The federal Employee Benefits Security Administration comes to that conclusion in a new field assistance bulletin that discusses the relationship between ERISA and the new HSA program.

The HSA section of the Medicare Prescription Drug, Improvement and Modernization Act of 2003 lets eligible taxpayers who buy high-deductible health insurance policies exclude HSA contributions from taxable income.

MPDIMA goes out of its way to define an HSA as a personal savings vehicle rather than as a form of group health insurance, Robert Doyle, the EBSA director of regulations and interpretations, writes in the new field assistance bulletin.

Because HSA accounts are personal savings vehicles, the accounts themselves “generally will not constitute ?employee welfare benefit plans’ for purposes of the provisions of Title I of ERISA,” Doyle writes.

But, in most cases, ERISA will apply to the high-deductible health insurance coverage, and an employer that tries too hard to control HSA assets could turn the HSA program itself into an ERISA plan, Doyle writes.

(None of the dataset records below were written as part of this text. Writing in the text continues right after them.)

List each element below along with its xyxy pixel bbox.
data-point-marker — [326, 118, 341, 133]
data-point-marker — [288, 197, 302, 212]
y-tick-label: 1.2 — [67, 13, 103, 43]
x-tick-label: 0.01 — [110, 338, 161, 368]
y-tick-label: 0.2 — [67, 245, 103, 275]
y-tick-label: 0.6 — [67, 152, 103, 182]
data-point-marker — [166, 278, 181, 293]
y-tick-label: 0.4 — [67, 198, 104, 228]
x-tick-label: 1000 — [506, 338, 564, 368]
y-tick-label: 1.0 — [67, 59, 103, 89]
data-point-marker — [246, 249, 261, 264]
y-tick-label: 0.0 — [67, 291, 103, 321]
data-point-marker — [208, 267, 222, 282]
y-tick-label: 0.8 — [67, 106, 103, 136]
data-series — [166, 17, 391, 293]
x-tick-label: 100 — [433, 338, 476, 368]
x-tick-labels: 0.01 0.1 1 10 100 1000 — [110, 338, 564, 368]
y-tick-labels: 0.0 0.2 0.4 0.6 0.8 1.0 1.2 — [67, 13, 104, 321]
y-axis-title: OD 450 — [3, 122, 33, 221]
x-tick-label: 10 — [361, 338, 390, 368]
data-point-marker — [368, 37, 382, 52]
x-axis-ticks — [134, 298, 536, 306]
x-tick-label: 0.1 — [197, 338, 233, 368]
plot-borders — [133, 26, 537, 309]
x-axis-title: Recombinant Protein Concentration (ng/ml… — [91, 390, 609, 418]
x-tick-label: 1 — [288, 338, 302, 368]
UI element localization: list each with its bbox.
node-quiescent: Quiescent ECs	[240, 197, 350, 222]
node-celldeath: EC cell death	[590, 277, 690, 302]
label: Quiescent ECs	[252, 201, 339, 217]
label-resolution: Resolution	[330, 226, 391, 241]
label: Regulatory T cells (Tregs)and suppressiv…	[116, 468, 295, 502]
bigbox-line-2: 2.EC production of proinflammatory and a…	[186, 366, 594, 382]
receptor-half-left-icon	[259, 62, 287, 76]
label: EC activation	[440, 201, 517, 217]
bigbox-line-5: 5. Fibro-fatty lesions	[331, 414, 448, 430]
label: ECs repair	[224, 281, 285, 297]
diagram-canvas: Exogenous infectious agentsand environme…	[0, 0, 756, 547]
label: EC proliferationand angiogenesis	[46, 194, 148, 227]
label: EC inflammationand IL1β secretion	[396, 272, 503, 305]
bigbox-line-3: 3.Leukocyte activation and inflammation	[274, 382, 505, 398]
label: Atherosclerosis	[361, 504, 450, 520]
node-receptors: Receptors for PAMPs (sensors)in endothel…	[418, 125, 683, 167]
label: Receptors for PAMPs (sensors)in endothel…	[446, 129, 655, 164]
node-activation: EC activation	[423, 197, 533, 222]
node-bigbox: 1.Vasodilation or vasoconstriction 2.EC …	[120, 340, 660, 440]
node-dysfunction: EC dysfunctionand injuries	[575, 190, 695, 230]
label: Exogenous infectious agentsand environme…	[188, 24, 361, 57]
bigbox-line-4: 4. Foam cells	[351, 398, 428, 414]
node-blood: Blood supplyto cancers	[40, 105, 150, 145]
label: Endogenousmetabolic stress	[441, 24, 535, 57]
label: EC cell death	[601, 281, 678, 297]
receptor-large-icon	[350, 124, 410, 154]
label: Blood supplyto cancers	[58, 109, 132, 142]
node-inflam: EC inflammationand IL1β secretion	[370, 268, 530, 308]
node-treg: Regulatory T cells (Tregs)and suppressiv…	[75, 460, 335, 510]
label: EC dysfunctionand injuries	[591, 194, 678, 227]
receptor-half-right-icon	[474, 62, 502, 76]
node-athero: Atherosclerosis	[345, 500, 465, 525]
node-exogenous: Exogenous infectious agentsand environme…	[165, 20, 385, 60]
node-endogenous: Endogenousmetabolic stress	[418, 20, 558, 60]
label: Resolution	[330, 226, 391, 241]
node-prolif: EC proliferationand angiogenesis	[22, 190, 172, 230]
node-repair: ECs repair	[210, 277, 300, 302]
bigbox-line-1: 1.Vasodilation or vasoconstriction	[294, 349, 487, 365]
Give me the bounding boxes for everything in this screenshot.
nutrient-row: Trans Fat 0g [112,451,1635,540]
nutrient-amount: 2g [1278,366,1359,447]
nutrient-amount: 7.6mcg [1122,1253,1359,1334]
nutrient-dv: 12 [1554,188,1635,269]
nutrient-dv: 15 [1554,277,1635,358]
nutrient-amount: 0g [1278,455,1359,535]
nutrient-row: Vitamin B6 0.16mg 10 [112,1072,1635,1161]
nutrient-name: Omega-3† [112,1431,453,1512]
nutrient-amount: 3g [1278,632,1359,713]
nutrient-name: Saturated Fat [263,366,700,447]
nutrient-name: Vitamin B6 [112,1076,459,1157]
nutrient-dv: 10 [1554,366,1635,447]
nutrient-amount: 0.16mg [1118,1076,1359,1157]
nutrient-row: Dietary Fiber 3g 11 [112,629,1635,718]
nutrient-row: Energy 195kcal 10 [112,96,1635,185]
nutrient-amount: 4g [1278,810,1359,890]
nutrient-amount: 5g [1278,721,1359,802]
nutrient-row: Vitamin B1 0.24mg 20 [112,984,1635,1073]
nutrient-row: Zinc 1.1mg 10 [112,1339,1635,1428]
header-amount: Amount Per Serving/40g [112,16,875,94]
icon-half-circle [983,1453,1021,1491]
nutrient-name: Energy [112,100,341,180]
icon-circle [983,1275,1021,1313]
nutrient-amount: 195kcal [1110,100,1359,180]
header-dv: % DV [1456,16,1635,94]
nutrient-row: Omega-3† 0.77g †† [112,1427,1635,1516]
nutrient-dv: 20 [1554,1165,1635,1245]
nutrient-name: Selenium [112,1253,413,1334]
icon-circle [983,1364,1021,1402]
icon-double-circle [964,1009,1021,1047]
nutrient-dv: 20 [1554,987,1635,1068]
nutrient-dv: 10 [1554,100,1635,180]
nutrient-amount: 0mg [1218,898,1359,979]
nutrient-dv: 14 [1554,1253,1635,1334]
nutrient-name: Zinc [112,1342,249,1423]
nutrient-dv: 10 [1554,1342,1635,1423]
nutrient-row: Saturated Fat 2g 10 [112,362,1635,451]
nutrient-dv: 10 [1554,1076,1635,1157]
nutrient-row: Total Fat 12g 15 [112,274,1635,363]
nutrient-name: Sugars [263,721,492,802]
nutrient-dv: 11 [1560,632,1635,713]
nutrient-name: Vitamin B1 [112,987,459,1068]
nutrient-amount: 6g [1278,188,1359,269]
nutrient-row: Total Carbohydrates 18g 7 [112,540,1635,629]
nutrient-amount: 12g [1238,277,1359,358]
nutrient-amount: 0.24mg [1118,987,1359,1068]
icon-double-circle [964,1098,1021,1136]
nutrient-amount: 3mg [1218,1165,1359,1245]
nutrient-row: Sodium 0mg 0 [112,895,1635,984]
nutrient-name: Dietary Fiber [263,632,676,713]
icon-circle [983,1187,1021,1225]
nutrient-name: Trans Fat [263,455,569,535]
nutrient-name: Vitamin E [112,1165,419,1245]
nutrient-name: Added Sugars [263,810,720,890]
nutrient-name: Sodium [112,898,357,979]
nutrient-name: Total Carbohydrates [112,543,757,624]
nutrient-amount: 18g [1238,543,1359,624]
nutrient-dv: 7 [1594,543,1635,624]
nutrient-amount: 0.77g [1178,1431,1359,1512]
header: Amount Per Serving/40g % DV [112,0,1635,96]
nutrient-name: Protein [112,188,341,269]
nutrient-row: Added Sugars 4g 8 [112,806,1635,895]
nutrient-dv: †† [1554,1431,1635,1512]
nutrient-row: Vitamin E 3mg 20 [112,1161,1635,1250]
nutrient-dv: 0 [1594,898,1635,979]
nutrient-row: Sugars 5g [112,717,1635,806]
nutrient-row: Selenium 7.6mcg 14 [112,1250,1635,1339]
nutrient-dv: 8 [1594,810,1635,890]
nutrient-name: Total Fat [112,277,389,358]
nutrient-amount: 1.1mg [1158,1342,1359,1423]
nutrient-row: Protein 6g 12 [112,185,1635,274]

An employer can make HSA contributions, impose conditions needed to satisfy federal tax requirements and forward payroll deductions to a single HSA provider without triggering ERISA, Doyle writes.

But an employer could trigger ERISA by:

- Telling employees that the HSA program is an employee welfare benefit plan.

- Requiring employees to contribute to HSAs.

- Putting extra limits on the ability of eligible individuals to move their funds to other HSAs.

- Making or influencing HSA fund investment decisions.

- Receiving any payments or compensation in connection with an HSA program.